Why do we believe that Yeti exists?

There are multiple reasons why we believe the yeti exists.  The first reason is the arrogance of the human race to think we know everything. To support the case, until 1905, the west thought our national animal Takin was the golden ram or a unicorn; both mythical creatures. Similarly, till a British Botanist Betty Sherriff saw a Blue Poppy in 1932 in Bhutan, our national flower was considered as a mythical flower.

The second reason is that 72 % of our land is under forest cover with 51% of this protected as park lands. The area of Singapore is 719.9km². We have designated a bigger area than the entire country of Singapore as the Migyo Park. The Sakteng Wild Life Sanctuary in North East Bhutan is 750km². If we are not serious about the existence of the yeti, why would we make such a big sacrifice.

Discussion includes the possibility that there exists a yet undiscovered hominoid species. The humans which inhabit the world, have labelled themselves as Homo sapiens. We believe that the species now remain the only members of the genus Homo that has not become extinct. There were other types of the genus Homo, whose evolution was distinct from ours in more than just our slight deviation in height and our range of skin colour. The best example would be Homo floresiensis (“Flores Man”) whose standard adults would be considered dwarves or hobbits due to their short stature. It is thought they evolved this way due to the lack of food resources on the isolated island of Flores where they lived.

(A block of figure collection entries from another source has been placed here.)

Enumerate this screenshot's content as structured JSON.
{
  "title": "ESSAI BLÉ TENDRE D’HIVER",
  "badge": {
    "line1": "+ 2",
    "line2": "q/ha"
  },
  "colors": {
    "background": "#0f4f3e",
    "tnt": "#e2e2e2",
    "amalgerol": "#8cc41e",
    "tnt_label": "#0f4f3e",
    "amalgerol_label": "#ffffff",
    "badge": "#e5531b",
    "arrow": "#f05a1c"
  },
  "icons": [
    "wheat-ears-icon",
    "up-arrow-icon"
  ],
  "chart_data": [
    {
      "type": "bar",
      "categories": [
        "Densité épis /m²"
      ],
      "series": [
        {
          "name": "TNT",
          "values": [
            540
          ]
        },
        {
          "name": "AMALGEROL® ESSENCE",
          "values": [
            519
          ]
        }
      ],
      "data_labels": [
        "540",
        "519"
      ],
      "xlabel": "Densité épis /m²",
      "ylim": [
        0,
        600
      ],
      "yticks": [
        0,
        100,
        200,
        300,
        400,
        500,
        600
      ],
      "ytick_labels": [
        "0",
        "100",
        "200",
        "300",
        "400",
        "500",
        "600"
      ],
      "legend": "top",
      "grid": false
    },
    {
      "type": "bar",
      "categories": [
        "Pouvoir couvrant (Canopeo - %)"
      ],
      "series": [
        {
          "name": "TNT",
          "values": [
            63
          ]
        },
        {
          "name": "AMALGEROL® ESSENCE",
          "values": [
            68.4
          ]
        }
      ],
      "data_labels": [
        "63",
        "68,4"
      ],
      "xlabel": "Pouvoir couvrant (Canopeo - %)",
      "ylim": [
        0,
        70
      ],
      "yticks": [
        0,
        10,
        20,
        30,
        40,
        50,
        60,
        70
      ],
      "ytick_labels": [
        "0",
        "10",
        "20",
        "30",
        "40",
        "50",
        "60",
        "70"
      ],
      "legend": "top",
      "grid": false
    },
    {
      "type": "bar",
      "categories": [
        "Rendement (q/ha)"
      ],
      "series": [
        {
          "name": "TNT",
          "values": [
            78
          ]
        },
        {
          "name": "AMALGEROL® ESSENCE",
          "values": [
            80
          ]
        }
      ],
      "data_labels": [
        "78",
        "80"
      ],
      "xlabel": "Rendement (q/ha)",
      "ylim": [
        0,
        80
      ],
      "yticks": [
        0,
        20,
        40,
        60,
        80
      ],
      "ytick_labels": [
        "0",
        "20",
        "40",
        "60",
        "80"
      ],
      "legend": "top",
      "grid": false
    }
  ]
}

Homo floresiensis is an extinct species in the genus Homo. The remains of an individual that would have stood about 1.1m in height were discovered in 2003 at Liang Bua on the island of Flores in Indonesia. Homo floresiensis is well known and died out only around 60,000 years ago, which is not that long ago in geological time. Might the Yeti be a branch of the Homo family, which has not become extinct?